Saya bilang, oke-oke jangan marah sama saya. Jadi saya masuk. Terpaksa saya masuk 50% saham itu. Utang bank itu terselesaikan, baru saya pikirkan bagaimana membangun ini. Saya cari akal kemudian bikin tiga kavling masing-masing 300 ha. Seluas 300 ha saya minta Sumitomo yang kembangkan, 300 ha lainnya saya minta Korea dia yang tarik investor Korea, dan 300 ha lainnya saya minta Taiwan, dan 300 ha sisanya saya sendiri untuk dalam negeri. Jadi 1.200 ha ini dalam 2 tahun semua penuh, caranya adalah saya jual pokok, satu per meter itu hanya US$1. Saya 49% dia 51%, dia yang jalankan bisnisnya.

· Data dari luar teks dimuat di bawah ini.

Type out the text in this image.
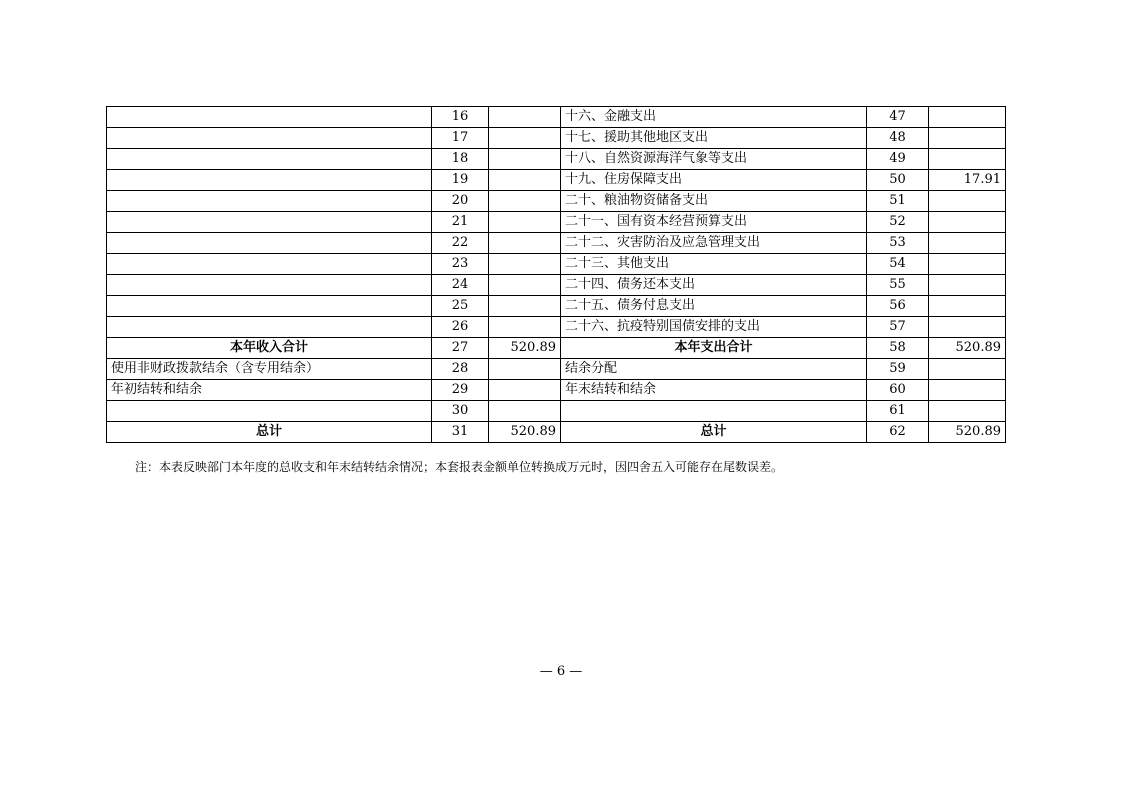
	16		十六、金融支出	47	
	17		十七、援助其他地区支出	48	
	18		十八、自然资源海洋气象等支出	49	
	19		十九、住房保障支出	50	17.91
	20		二十、粮油物资储备支出	51	
	21		二十一、国有资本经营预算支出	52	
	22		二十二、灾害防治及应急管理支出	53	
	23		二十三、其他支出	54	
	24		二十四、债务还本支出	55	
	25		二十五、债务付息支出	56	
	26		二十六、抗疫特别国债安排的支出	57	
本年收入合计	27	520.89	本年支出合计	58	520.89
使用非财政拨款结余（含专用结余）	28		结余分配	59	
年初结转和结余	29		年末结转和结余	60	
	30			61	
总计	31	520.89	总计	62	520.89
注：本表反映部门本年度的总收支和年末结转结余情况；本套报表金额单位转换成万元时，因四舍五入可能存在尾数误差。
— 6 —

Apa konsep yang Anda tawarkan?
Di sini (Lippo Karawaci) setelah saya teliti, ke Singapura, Malaysia, Hong Kong, untuk riset membangun kompleks kaya apa. Setelah teliti, saya dalami, sebetulnya tahun 1968 Pak Harto membuka diri, mengundang asing masuk, kebanyakan industri ini di daerah sini tapi tidak dalam kawasan, maka daerah penunjang tidak ada. Maka saya pikir kalau saya bangun ini saya bisa tampung pemilik-pemilik perusahaan ini tidak perlu ke Jakarta tapi di sini, yang penting kalau mau pindah kemari dia nanya anak saya sekolah, sekolah di mana? Maka harus ada sekolah.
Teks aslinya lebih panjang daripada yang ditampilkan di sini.